Он взял письмо, самое обыкновенное, в простом желтеньком конверте, с советской маркой. «Какой-нибудь из ее Сенек и Ванек… Или тот курносый?.. Письмо, конечно, пустяки… Но что же делать, если стерва не даст развода!» В день, когда он хотел покончить с собой, Кангаров случайно в мыслях назвал жену первым пришедшим на ум грубым словом, и с той поры он ее иначе мысленно не называл, точно «стерва» было ее имя или партийный псевдоним. «Тогда я без нее добьюсь в Москве развода! В чем другом, а уж в распутной жизни меня упрекнуть трудно, я все им объясню!» – с силой сказал он себе и сел в кресло, расправляя фалды фрака; на груди его выпучилась туго накрахмаленная белая рубашка с жемчужными запонками, которые по своей небольшой величине не могли считаться драгоценностями. «Да, я добьюсь!.. добьюсь!..» – бессмысленно говорил он себе.

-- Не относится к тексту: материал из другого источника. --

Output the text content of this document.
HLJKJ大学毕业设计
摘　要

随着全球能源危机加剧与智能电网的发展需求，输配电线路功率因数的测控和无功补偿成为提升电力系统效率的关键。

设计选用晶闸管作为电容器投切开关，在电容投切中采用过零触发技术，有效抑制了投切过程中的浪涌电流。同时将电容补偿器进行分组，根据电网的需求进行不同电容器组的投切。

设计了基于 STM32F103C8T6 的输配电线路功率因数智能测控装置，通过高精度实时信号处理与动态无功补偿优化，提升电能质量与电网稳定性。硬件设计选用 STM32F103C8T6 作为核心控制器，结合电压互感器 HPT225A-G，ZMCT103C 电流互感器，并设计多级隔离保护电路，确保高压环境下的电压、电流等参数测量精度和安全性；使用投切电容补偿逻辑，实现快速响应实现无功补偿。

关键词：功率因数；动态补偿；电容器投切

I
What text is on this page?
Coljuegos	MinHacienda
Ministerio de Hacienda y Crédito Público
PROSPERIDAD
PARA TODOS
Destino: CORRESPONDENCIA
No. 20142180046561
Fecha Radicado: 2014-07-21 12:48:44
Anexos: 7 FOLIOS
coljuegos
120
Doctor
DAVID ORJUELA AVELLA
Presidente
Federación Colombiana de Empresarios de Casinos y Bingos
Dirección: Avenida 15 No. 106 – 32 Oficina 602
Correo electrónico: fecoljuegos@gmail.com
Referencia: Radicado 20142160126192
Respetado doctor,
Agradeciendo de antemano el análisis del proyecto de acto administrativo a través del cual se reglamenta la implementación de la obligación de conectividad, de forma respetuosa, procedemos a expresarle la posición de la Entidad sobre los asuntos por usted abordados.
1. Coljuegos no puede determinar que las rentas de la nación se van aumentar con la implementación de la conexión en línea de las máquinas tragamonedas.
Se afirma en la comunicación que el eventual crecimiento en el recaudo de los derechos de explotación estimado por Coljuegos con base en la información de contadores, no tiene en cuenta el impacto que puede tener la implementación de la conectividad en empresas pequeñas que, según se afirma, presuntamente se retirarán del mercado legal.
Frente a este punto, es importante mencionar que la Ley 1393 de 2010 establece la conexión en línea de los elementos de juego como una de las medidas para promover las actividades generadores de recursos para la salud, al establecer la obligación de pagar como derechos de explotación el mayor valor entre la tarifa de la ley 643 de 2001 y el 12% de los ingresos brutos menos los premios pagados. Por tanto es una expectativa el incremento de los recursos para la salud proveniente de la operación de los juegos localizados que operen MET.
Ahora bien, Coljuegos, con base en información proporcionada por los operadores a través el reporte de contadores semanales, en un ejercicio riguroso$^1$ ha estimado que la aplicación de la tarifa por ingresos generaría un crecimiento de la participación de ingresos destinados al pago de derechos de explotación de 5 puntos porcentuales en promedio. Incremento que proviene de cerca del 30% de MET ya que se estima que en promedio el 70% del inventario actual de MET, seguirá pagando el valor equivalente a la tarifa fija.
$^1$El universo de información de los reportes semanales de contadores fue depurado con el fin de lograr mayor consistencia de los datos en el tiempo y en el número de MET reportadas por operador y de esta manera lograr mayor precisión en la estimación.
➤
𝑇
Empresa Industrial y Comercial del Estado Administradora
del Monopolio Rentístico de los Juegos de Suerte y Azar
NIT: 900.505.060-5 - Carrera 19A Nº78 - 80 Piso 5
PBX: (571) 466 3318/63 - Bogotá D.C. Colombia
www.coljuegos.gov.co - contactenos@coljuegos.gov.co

По дипломатическому стуку в дверь легко было узнать Эдуарда Степановича. «Я не мешаю?» – спросил он, испуганно взглянув на бледное, опухшее и измученное лицо посла. «Елена Васильевна просит вам передать, что будет готова через двадцать минут», – сказал он с легким неудовольствием. Хотя он был в очень хороших отношениях с Еленой Васильевной (как со всеми вообще), ей, по его мнению, не следовало бы давать такое поручение секретарю полпредства: это можно было сообщить через прислугу.

– Что вы говорите? У вас стал такой тихий голос, что ничего нельзя понять, – сердито сказал Кангаров. Эдуард Степанович вздохнул, – «ах, что делают с нами женщины!» – повторил свое сообщение и перешел к государственным делам.

– Как же вы думали бы насчет вчерашней директивы?

– Какой директивы? Ах, да… Отложим этот разговор на завтра.

– Я именно перед балом хотел вам предложить… Дело в том, что на балу будет Луи Этьенн Вермандуа. Что, если бы начать с него?

– Начать с него? – бессмысленно повторил посол и пришел в себя. – Кстати, какое хамство! Этот Вермандуа и его друзья, граф и графиня де Белланкомбр, не сочли нужным хотя бы завезти нам карточки.